Streaming Spanner changes to BigQuery using Change Data Capture (CDC) semantics¶

This repo contains sample code to demonstrate how BigqueryIO's CDC functionality can be used to process data capture streams from different databases. Spanner Change Streams are used as the source of the data.

We are using a single table replication as an example. The source and destination table, orders, has three columns - id, status and description.

Setup¶

Environment for this demo is set up using Terraform. You would need to authenticate to the Terraform using credentials with sufficient privileges to enable several services and create required artifacts - Spanner database, BigQuery dataset and Google Cloud Storage bucket used by Dataflow.

To tell Terraform where create these artifacts create terraform/terraform.tfvars file. At a minimum, it should define the id of the project to be used:

project_id = "<your-project-id>"

The terraform/variables.tf file lists additional variables you can override in that file.

Create the environment:

source setup-env.sh

This will create all the artifacts and set up several environment variables. You can run this script multiple times without causing any side effects, e.g., if you Cloud Shell session disconnects, and you would like to try the following steps.

Compile the code and run the unit tests¶

Make sure to use Java SDK version earlier than 21 because Dataflow doesn't yet support it. This pipeline was tested with version 11.

./gradlew build

Run a pipeline¶

./run-pipeline.sh

You can check on the status of the pipeline by following the link which is printed to the console by this script.

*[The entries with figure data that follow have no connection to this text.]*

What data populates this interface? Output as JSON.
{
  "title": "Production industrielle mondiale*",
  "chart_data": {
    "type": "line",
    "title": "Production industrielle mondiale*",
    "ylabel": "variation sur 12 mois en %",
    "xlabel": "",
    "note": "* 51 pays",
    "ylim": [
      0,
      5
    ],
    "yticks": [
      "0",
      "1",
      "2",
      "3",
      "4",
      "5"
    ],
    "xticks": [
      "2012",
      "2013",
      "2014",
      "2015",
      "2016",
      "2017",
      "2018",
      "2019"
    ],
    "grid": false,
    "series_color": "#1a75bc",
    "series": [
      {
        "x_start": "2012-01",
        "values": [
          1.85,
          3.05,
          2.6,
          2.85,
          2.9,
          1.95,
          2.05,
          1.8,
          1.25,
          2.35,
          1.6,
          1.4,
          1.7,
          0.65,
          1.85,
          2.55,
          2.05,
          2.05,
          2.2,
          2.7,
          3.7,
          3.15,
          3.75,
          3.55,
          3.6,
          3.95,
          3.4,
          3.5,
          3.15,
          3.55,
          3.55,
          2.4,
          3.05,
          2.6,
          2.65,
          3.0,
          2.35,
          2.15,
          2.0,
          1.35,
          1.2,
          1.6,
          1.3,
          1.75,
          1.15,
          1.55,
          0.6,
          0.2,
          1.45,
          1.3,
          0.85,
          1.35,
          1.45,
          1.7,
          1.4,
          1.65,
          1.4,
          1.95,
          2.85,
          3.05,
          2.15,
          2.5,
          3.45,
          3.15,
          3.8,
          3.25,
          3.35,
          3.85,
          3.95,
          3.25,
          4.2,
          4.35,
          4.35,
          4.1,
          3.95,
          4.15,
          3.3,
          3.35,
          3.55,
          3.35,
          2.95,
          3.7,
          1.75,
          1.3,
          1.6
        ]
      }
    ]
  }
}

Verify that the pipeline works¶

Once the pipeline is started and running, go to the Spanner console.

Create and modify several orders using these SQL statements as example:

Creating new orders¶

INSERT INTO orders (order_id, status, description)
    VALUES (10000, 'NEW', "My first order");

Updating orders¶

UPDATE orders
    SET status = 'PROCESSED'
    WHERE order_id = 10000;

Please only use statuses 'NEW', 'SCHEDULED', 'PROCESSED', or 'DELETED' because the pipeline will only accept these values.

Deleting orders¶

DELETE orders
    WHERE order_id = 10000;

Verify that your changes replicated into BigQuery by running the following query in the BigQuery SQL Studio:

SELECT *
    FROM `spanner_to_bigquery.order`
    ORDER BY order_id DESC LIMIT 1000

It might take several seconds for the changes to appear in BigQuery

Clean up¶

Shut down the pipeline¶

./stop-pipeline.sh

Delete the infrastructure¶

 terraform -chdir=terraform destroy